The textbook answer is to replace the node in question with it's left-most right descendant.

                6
         3             8
     2      4      7      9
   1          5             10

If we want to remove 3, we can replace it with 4, and then pull 5 into the hole where 4 went. We can always do this, and it will preserve the in-order traversal.

OK. looking at your code, this is what you want:

//in your function
    else if (/*has 2 nodes*/) {
        currPtr->item = extractMin(currPtr->right, &(currPtr->right))->item;
    }

Tree *extractMin(Tree *tree, Tree ** back) {
    Tree *currPtr = tree;

    while(currPtr->left) {
        back    = &(currPtr->left);
        currPtr = currPtr->left;
    }

    *back = currPtr->right;

    // inorder successor
    return currPtr;
}

The ** argument allows us to handle the case where we use the deleted nodes immediate right child:

     3   <--deleting this node
   /   \   <--back points to this edge.
  2     4   <--extractMin is called on this node and returns this node,
         \
          5   <-- (*back) now points to this node. 

Think about the new ExtractMin in 2 cases.

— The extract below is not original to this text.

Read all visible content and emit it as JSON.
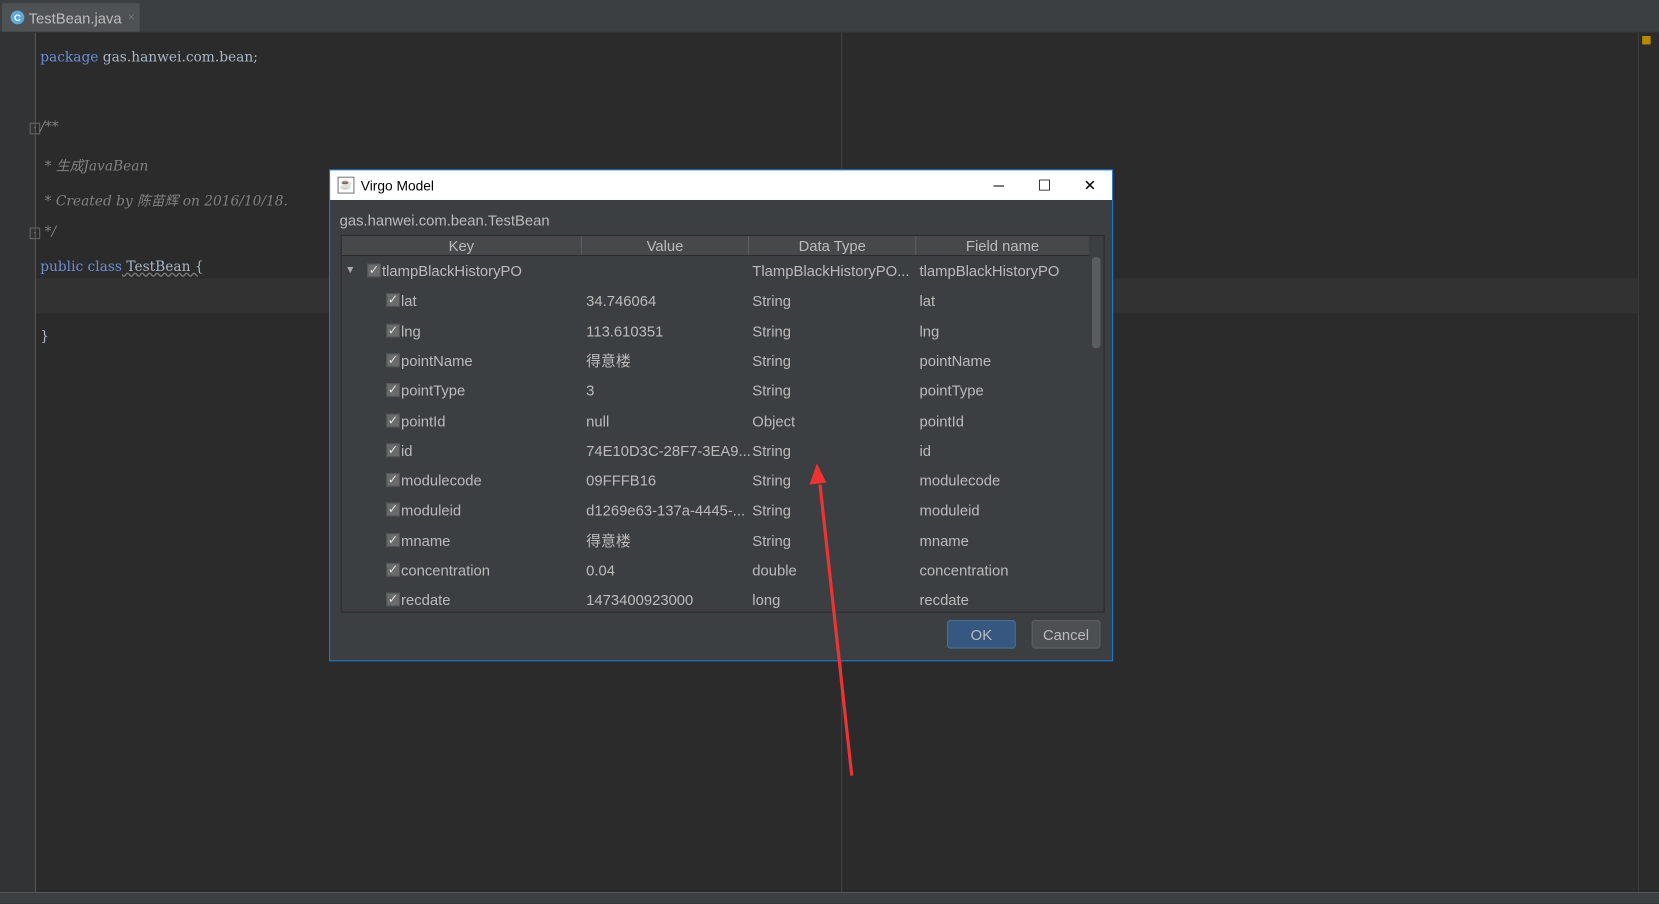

1. In the first case, we go through the loop at least once. If we had left prevPtr in the code, we would see that after the loop, back == &(prevPtr->left); (e.g. modifying *back will modify prevPtr->left). So it's the same as your code above.
2. In the second case we don't go through the loop. In this case, back points to a link that we couldn't get in any other way (unless we modified extractMin to start one level higher).

Another way to think about it is that (*back) always points to currPtr (take a moment and check this), so back points to the edge we need to modify if we're removing currPtr.

Answer 3

If you're serious about this, take a look at AVL trees:

http://en.wikipedia.org/wiki/AVL_tree

They can be tricky to implement, but will stay balanced due to the rotations you perform on insertions and deletions.